The return of the estate tax in 2011 has been a hot topic among estate planning attorneys throughout 2010, and to understand the matter you need to absorb some background information. Due to a provision in the Economic Growth and Tax Relief Reconciliation Act of 2001 (commonly referred to as the “Bush tax cuts”) the estate tax was repealed for 2010. When it was last in place in 2009 the exclusion amount was $3.5 million. This means that if the overall value of your estate was less than this amount your heirs would owe no federal estate tax at all. Any portion that exceeded $3.5 million would be subject to a 45% tax.

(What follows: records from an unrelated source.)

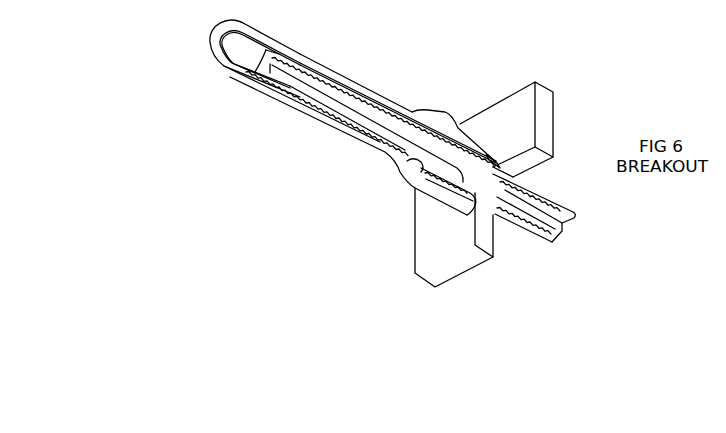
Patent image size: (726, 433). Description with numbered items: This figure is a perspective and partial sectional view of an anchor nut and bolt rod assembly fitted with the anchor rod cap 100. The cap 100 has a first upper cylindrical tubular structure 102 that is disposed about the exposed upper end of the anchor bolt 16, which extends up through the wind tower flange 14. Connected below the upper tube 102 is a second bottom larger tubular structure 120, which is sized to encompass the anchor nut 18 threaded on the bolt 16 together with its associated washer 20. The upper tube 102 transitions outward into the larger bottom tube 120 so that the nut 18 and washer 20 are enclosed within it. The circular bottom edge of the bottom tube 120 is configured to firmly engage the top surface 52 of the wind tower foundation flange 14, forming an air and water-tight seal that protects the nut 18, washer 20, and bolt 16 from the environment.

The anchor rod cap 100 is at (207, 53).
The anchor bolt 16 is at (280, 72).
The first upper cylindrical tubular structure 102 is at (292, 105).
The second bottom larger tubular structure 120 is at (428, 118).
The washer 20 is at (495, 162).
The wind tower flange 14 is at (551, 127).
The anchor nut 18 is at (452, 139).
The top surface 52 is at (431, 242).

As the law stood throughout 2010, the estate tax was scheduled to return in 2011 with a $1 million exclusion and a maximum 55% rate of taxation. So if the value of your estate was somewhere between $1 million and $3.5 million it was going to be subject to a federal levy in 2011 when it was completely immune to the estate tax in 2009 and 2010. This is a matter that legislators were discussing throughout the year. Though estate planning professionals were aware of the possibility of legislation altering these parameters, all we could do was work with the law as it existed and keep a close eye on the matter as it unfolded.
Ultimately, there is some good news to report on this day. Congress has passed a bill that will extend the Bush tax cuts and add some additional savings for the American taxpayer via a significant reduction in Social Security taxes. The estate tax burden has been lessened as well. Rather than being reduced to just $1 million, the estate tax exclusion will be $5 million in 2011, and instead of a 55% levy, the top rate of the estate tax will be 35%.
Since these changes are going to impact a lot of estates, it would be a good idea to get together with your estate planning attorney early in the year to review your existing strategy in light of this new legislation.